E in effetti, certi episodi di “City Burials” lo ricordano piuttosto da vicino. Oltre a “Lacquer” è impossibile non menzionare l’ottima traccia conclusiva “Untrodden”, nel quale va però segnalato un articolato e prolungato (in termini katatonici) assolo di chitarra. Risulta impossibile non menzionare “Vanishers”, che con le sue tastiere, ora minimali, ora onnipresenti e l’ottimo ritornello impreziosito da linea vocale femminile.
S’è parlato di chitarra, e in effetti le chitarre sono presenti e tengono a farsi sentire, soprattutto per certi miniassoli che dagli svedesi non ci aspetteremo, e men che mai ci aspetteremo il riff quasi progressive che apre “Rein”.

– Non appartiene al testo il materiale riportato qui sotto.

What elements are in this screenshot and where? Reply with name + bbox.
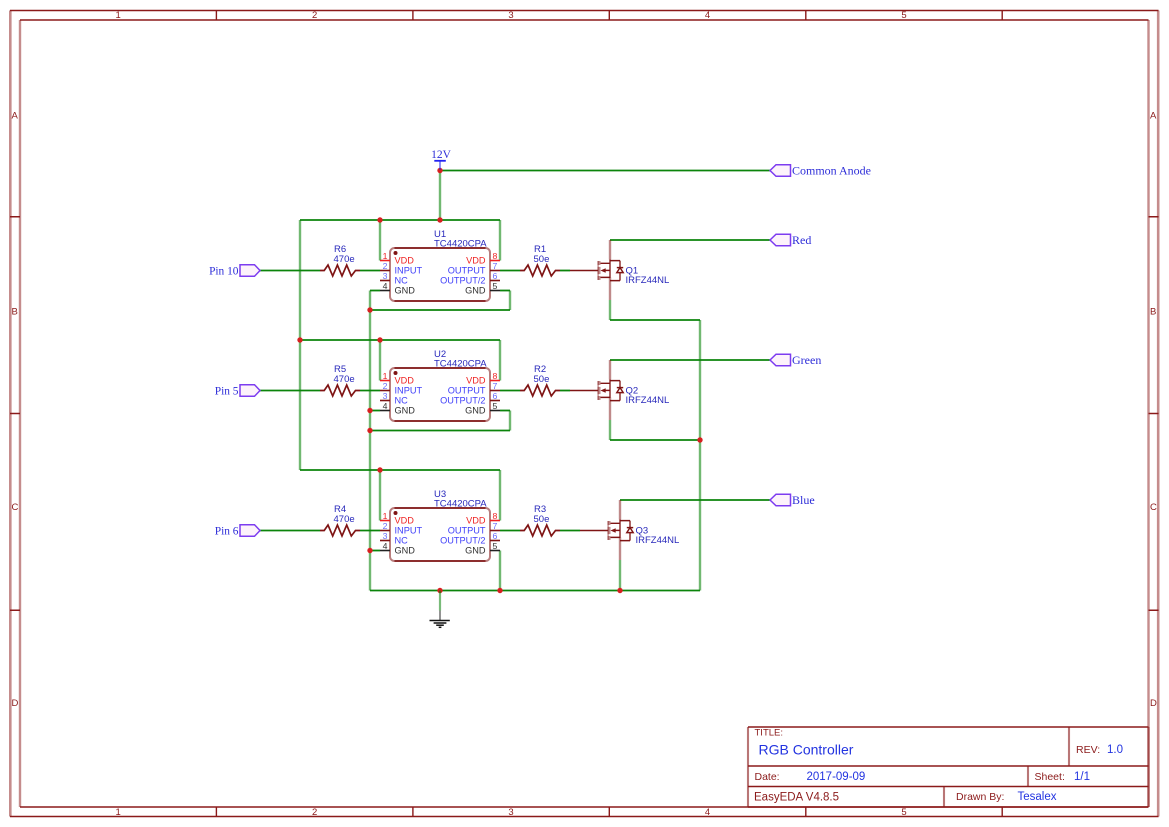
svg-text:Common Anode: Common Anode xyxy=(792,163,871,177)
junction dot (370,310) xyxy=(367,307,372,312)
svg-text:6: 6 xyxy=(493,391,498,401)
wire Q1 drain to Red flag xyxy=(610,239,770,241)
junction dot (620,590.5) xyxy=(617,588,622,593)
svg-text:OUTPUT: OUTPUT xyxy=(448,526,486,536)
svg-text:TC4420CPA: TC4420CPA xyxy=(434,359,487,370)
junction dot (300,340) xyxy=(297,337,302,342)
wire U1 pin7 to R1 xyxy=(500,270,520,272)
wire U1 gnd loop xyxy=(370,309,510,311)
svg-text:4: 4 xyxy=(383,401,388,411)
svg-text:5: 5 xyxy=(901,10,906,21)
net port flag Pin 6 (input) xyxy=(215,525,260,538)
svg-text:2: 2 xyxy=(312,807,317,818)
svg-text:OUTPUT: OUTPUT xyxy=(448,386,486,396)
resistor R4 470e xyxy=(320,504,360,536)
svg-text:Red: Red xyxy=(792,233,811,247)
svg-text:Pin 5: Pin 5 xyxy=(215,385,239,397)
junction dot (370,410.5) xyxy=(367,408,372,413)
junction dot (500,590.5) xyxy=(497,588,502,593)
wire U3 pin4 to gnd rail xyxy=(370,550,380,552)
wire to U2 pin1 xyxy=(379,340,381,381)
svg-text:TC4420CPA: TC4420CPA xyxy=(434,499,487,510)
svg-text:GND: GND xyxy=(465,406,486,416)
svg-text:3: 3 xyxy=(383,271,388,281)
border row letters xyxy=(12,110,1158,709)
svg-text:4: 4 xyxy=(383,541,388,551)
resistor R6 470e xyxy=(320,244,360,276)
wire Q3 source down xyxy=(619,560,621,591)
wire U1 pin5 xyxy=(500,290,510,292)
svg-text:B: B xyxy=(1150,306,1156,317)
svg-text:5: 5 xyxy=(901,807,906,818)
svg-text:5: 5 xyxy=(493,281,498,291)
svg-text:50e: 50e xyxy=(534,374,550,385)
wire 12V to Common Anode xyxy=(440,170,770,172)
svg-text:B: B xyxy=(12,306,18,317)
wire Q1 source to right rail xyxy=(610,319,700,321)
svg-text:A: A xyxy=(1150,110,1157,121)
wire to U3 pin8 xyxy=(499,470,501,521)
wire U3 VDD rail xyxy=(300,469,500,471)
svg-text:GND: GND xyxy=(395,406,416,416)
svg-text:VDD: VDD xyxy=(395,376,415,386)
svg-text:1: 1 xyxy=(383,371,388,381)
wire R5 to U2 pin2 xyxy=(360,390,380,392)
svg-text:2: 2 xyxy=(312,10,317,21)
junction dot (440,220) xyxy=(437,217,442,222)
svg-text:8: 8 xyxy=(493,511,498,521)
svg-text:A: A xyxy=(12,110,19,121)
wire U2 pin5 down xyxy=(509,411,511,431)
wire gnd rail x=370 xyxy=(369,291,371,591)
svg-text:D: D xyxy=(12,698,19,709)
wire U1 pin4 to gnd rail xyxy=(370,290,380,292)
svg-text:NC: NC xyxy=(395,536,409,546)
junction dot (440,170.5) xyxy=(437,168,442,173)
svg-text:470e: 470e xyxy=(334,254,355,265)
resistor R3 50e xyxy=(520,504,560,536)
transistor Q1 IRFZ44NL (N-MOSFET) xyxy=(570,240,669,300)
wire R3 to Q3 gate xyxy=(560,530,580,532)
svg-text:INPUT: INPUT xyxy=(395,386,423,396)
border column ticks top/bottom xyxy=(216,11,1002,817)
svg-text:8: 8 xyxy=(493,371,498,381)
junction dot (380,470) xyxy=(377,467,382,472)
wire U3 pin7 to R3 xyxy=(500,530,520,532)
svg-text:Sheet:: Sheet: xyxy=(1035,771,1065,783)
svg-text:1.0: 1.0 xyxy=(1107,744,1123,756)
wire 12V down to U1 rail xyxy=(439,171,441,221)
svg-text:VDD: VDD xyxy=(466,256,486,266)
transistor Q3 IRFZ44NL (N-MOSFET) xyxy=(580,500,679,560)
svg-text:6: 6 xyxy=(493,531,498,541)
svg-text:470e: 470e xyxy=(334,514,355,525)
svg-text:VDD: VDD xyxy=(395,516,415,526)
wire VDD rail x=300 down xyxy=(299,220,301,470)
junction dot (370,550.5) xyxy=(367,548,372,553)
svg-text:Pin 6: Pin 6 xyxy=(215,525,239,537)
net port flag Pin 10 (input) xyxy=(209,265,260,278)
svg-text:NC: NC xyxy=(395,396,409,406)
svg-text:GND: GND xyxy=(465,286,486,296)
svg-text:INPUT: INPUT xyxy=(395,266,423,276)
ground symbol xyxy=(430,591,450,628)
op-amp driver IC U1 TC4420CPA xyxy=(380,229,500,301)
transistor Q2 IRFZ44NL (N-MOSFET) xyxy=(570,360,669,420)
wire U3 pin5 down xyxy=(499,551,501,591)
wire Q2 source down xyxy=(609,420,611,440)
svg-text:5: 5 xyxy=(493,401,498,411)
svg-text:1: 1 xyxy=(383,251,388,261)
wire U1 pin5 down xyxy=(509,291,511,311)
wire U2 pin4 to gnd rail xyxy=(370,410,380,412)
wire R4 to U3 pin2 xyxy=(360,530,380,532)
svg-text:REV:: REV: xyxy=(1076,744,1100,756)
wire to U1 pin8 xyxy=(499,220,501,261)
svg-text:3: 3 xyxy=(508,10,513,21)
svg-text:2: 2 xyxy=(383,261,388,271)
wire Pin10 to R6 xyxy=(260,270,320,272)
svg-text:OUTPUT/2: OUTPUT/2 xyxy=(440,276,485,286)
svg-text:D: D xyxy=(1150,698,1157,709)
svg-text:VDD: VDD xyxy=(466,516,486,526)
resistor R2 50e xyxy=(520,364,560,396)
net port flag Blue (output) xyxy=(770,493,815,507)
junction dot (440,590.5) xyxy=(437,588,442,593)
junction dot (380,220) xyxy=(377,217,382,222)
svg-text:3: 3 xyxy=(508,807,513,818)
wire R6 to U1 pin2 xyxy=(360,270,380,272)
svg-text:GND: GND xyxy=(465,546,486,556)
svg-text:7: 7 xyxy=(493,261,498,271)
svg-text:OUTPUT/2: OUTPUT/2 xyxy=(440,396,485,406)
net port flag Green (output) xyxy=(770,353,821,367)
svg-text:TITLE:: TITLE: xyxy=(755,728,784,739)
svg-text:C: C xyxy=(1150,502,1157,513)
svg-text:3: 3 xyxy=(383,391,388,401)
title block frame xyxy=(748,727,1149,807)
svg-text:1/1: 1/1 xyxy=(1074,771,1090,783)
wire U1 VDD rail xyxy=(300,219,500,221)
junction dot (380,340) xyxy=(377,337,382,342)
wire to U3 pin1 xyxy=(379,470,381,521)
net port flag Common Anode (output) xyxy=(770,163,871,177)
net port flag Red (output) xyxy=(770,233,811,247)
wire to U2 pin8 xyxy=(499,340,501,381)
wire Q2 drain to Green flag xyxy=(610,359,770,361)
svg-text:IRFZ44NL: IRFZ44NL xyxy=(626,395,670,406)
wire U2 pin5 xyxy=(500,410,510,412)
wire Pin6 to R4 xyxy=(260,530,320,532)
wire ground rail bottom xyxy=(370,590,700,592)
svg-text:7: 7 xyxy=(493,521,498,531)
svg-text:VDD: VDD xyxy=(466,376,486,386)
svg-text:6: 6 xyxy=(493,271,498,281)
svg-text:8: 8 xyxy=(493,251,498,261)
svg-text:C: C xyxy=(12,502,19,513)
power flag 12V xyxy=(431,149,452,170)
svg-text:50e: 50e xyxy=(534,514,550,525)
svg-text:4: 4 xyxy=(705,807,710,818)
svg-text:Drawn By:: Drawn By: xyxy=(956,791,1004,803)
svg-text:470e: 470e xyxy=(334,374,355,385)
wire source rail x=700 xyxy=(699,320,701,591)
svg-text:IRFZ44NL: IRFZ44NL xyxy=(626,275,670,286)
wire Pin5 to R5 xyxy=(260,390,320,392)
svg-text:1: 1 xyxy=(116,10,121,21)
svg-text:Blue: Blue xyxy=(792,493,815,507)
svg-text:Tesalex: Tesalex xyxy=(1018,791,1057,803)
border column numbers xyxy=(116,10,907,818)
svg-text:TC4420CPA: TC4420CPA xyxy=(434,239,487,250)
wire Q1 source down xyxy=(609,300,611,320)
svg-text:7: 7 xyxy=(493,381,498,391)
svg-text:Pin 10: Pin 10 xyxy=(209,265,239,277)
wire U2 VDD rail xyxy=(300,339,500,341)
svg-text:1: 1 xyxy=(116,807,121,818)
svg-text:4: 4 xyxy=(705,10,710,21)
svg-text:INPUT: INPUT xyxy=(395,526,423,536)
wire Q3 drain to Blue flag xyxy=(620,499,770,501)
op-amp driver IC U3 TC4420CPA xyxy=(380,489,500,561)
wire to U1 pin1 xyxy=(379,220,381,261)
resistor R1 50e xyxy=(520,244,560,276)
svg-text:OUTPUT/2: OUTPUT/2 xyxy=(440,536,485,546)
svg-text:Green: Green xyxy=(792,353,821,367)
wire Q2 source to right rail xyxy=(610,439,700,441)
svg-text:EasyEDA V4.8.5: EasyEDA V4.8.5 xyxy=(754,792,839,804)
svg-text:Date:: Date: xyxy=(755,771,780,783)
wire R1 to Q1 gate xyxy=(560,270,570,272)
wire U2 gnd loop xyxy=(370,430,510,432)
wire U2 pin7 to R2 xyxy=(500,390,520,392)
svg-text:4: 4 xyxy=(383,281,388,291)
svg-text:OUTPUT: OUTPUT xyxy=(448,266,486,276)
net port flag Pin 5 (input) xyxy=(215,385,260,398)
svg-text:12V: 12V xyxy=(431,149,452,161)
svg-text:RGB Controller: RGB Controller xyxy=(759,742,854,758)
junction dot (370,430.5) xyxy=(367,428,372,433)
svg-text:2: 2 xyxy=(383,381,388,391)
wire R2 to Q2 gate xyxy=(560,390,570,392)
svg-text:VDD: VDD xyxy=(395,256,415,266)
svg-text:2017-09-09: 2017-09-09 xyxy=(807,771,866,783)
border row ticks left/right xyxy=(10,217,1159,611)
svg-text:5: 5 xyxy=(493,541,498,551)
resistor R5 470e xyxy=(320,364,360,396)
op-amp driver IC U2 TC4420CPA xyxy=(380,349,500,421)
svg-text:GND: GND xyxy=(395,286,416,296)
svg-text:50e: 50e xyxy=(534,254,550,265)
svg-text:3: 3 xyxy=(383,531,388,541)
svg-text:GND: GND xyxy=(395,546,416,556)
junction dot (700,440) xyxy=(697,437,702,442)
svg-text:IRFZ44NL: IRFZ44NL xyxy=(636,535,680,546)
svg-text:1: 1 xyxy=(383,511,388,521)
svg-text:NC: NC xyxy=(395,276,409,286)
svg-text:2: 2 xyxy=(383,521,388,531)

Ma non è tutto. Ci sono anche i pezzi belli tirati e un po’ più vecchia scuola, come “Behind the blood” (l’abbiamo già sentita come secondo, azzeccatissimo singolo), o l’ottima “The Winter of our Passing”. Ci sono infine i brani in cui queste chitarre e tastiere si completano a vicenda, su tutti un pezzo favoloso come “City glaciers”, ma anche la successiva e meno immediata “Flicker” o la opener “Heart set to divide”.
Che dire dunque? I Katatonia seguono quanto fatto con “Fall of hearts”? Questo è fuori da ogni discussione. Quel che cambia sembra essere il modo.
“City burials” non è infatti un album molto compatto. Anzi, è forse il meno compatto fatto da Nyström & co., essendo segnato da cambi di ritmo e d’atmosfera piuttosto frequenti. Questa è una cosa che in un primo momento può disorientare, perché l’aspettativa è sempre quella di trovarci innanzi una band che è sempre stata molto omogenea a livello compositivo (almeno all’interno delle singole canzoni).
In questo caso non è così e in nostro aiuto giungono due elementi. Il primo è la brevità ritrovata dei singoli brani e, di conseguenza, di tutto l’album, pari a 45 minuti scarsi. In secondo luogo, dopo un po’ ci si ritrova a rendersi conto che tutte le melodie di questo platter sono veramente ottime. Non è che siano tutte immediate e immagazzinabili in un paio di ascolti come accadeva ai tempi di “Viva emptiness” (per dire), ma si fanno lentamente strada nella mente e dopo un po’ non se ne vanno più – ‘And it’s rather than irrelevant’.
“City Burials” è, in definitiva un ottimo album, che magari non competerà coi grandi classici, lontani e recenti, del quintetto svedese, ma senza dubbi ci consegna i Katatonia in un ottimo stato di forma. Bentornati.